In the longer term, however, it’s not clear if the shortcomings associated with large language models can be solved with more data and bigger algorithms or will require new breakthroughs. In a September profile, Wired’s Steven Levy wrote OpenAI isn’t yet sure what would make for “an exponentially powerful improvement” on GPT-4.
“The biggest thing we’re missing is coming up with new ideas,” Greg Brockman, president at OpenAI, told Levy, “It’s nice to have something that could be a virtual assistant. But that’s not the dream. The dream is to help us solve problems we can’t.”
It was Google’s 2017 invention of transformers that brought the current moment in AI. For several years, researchers made their algorithms bigger, fed them more data, and this scaling yielded almost automatic, often surprising boosts to performance.
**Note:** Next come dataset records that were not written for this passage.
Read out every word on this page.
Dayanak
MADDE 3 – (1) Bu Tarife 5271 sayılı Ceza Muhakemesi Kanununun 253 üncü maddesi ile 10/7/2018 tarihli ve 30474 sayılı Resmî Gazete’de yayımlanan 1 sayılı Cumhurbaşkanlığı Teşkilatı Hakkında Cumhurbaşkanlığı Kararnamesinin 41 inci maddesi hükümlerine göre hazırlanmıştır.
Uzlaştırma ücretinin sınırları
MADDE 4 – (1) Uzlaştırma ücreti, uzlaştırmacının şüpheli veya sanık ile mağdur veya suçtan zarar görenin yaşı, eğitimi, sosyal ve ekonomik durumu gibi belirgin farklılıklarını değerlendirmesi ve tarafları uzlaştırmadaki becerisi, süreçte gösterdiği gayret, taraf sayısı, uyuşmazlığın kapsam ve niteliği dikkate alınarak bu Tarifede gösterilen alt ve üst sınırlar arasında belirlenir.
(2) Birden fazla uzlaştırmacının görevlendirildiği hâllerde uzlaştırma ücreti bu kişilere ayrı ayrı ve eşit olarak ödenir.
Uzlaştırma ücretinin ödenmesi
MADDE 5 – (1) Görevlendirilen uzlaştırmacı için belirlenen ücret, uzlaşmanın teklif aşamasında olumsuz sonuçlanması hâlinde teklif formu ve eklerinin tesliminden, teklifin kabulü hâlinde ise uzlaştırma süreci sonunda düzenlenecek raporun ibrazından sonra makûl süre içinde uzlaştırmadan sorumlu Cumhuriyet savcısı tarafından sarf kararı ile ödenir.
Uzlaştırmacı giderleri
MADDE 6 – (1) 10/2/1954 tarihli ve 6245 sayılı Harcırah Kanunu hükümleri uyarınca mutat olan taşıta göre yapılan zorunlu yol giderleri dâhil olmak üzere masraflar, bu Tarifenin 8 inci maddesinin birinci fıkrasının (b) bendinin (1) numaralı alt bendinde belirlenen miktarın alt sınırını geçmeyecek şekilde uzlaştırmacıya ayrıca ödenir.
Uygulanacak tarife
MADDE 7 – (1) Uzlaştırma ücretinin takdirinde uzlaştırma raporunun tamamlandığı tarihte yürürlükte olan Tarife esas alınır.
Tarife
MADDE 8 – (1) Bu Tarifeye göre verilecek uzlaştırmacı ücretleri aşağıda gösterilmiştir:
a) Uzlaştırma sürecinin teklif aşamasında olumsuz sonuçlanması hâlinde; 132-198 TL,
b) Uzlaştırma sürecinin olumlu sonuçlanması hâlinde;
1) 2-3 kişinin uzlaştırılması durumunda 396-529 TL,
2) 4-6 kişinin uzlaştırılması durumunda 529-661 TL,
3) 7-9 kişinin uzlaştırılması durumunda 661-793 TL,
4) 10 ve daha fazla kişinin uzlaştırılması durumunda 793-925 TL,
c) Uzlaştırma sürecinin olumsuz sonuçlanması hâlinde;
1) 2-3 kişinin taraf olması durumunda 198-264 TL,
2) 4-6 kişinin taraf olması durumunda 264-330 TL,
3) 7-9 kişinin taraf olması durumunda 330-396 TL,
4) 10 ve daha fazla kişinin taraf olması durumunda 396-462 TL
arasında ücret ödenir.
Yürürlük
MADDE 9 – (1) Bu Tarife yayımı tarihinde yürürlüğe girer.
But at the MIT event in March, Altman said he thought the age of scaling was over and researchers would find other ways to make the algorithms better. It’s possible his thinking has changed since then. It’s also possible GPT-5 will be better than GPT-4 like the latest smartphone is better than the last, and the technology enabling the next step change hasn’t been born yet. Altman doesn’t seem entirely sure either.
“Until we go train that model, it’s like a fun guessing game for us,” he told FT. “We’re trying to get better at it, because I think it’s important from a safety perspective to predict the capabilities. But I can’t tell you here’s exactly what it’s going to do that GPT-4 didn’t.”
In the meantime, it seems we’ll have more than enough to keep us busy.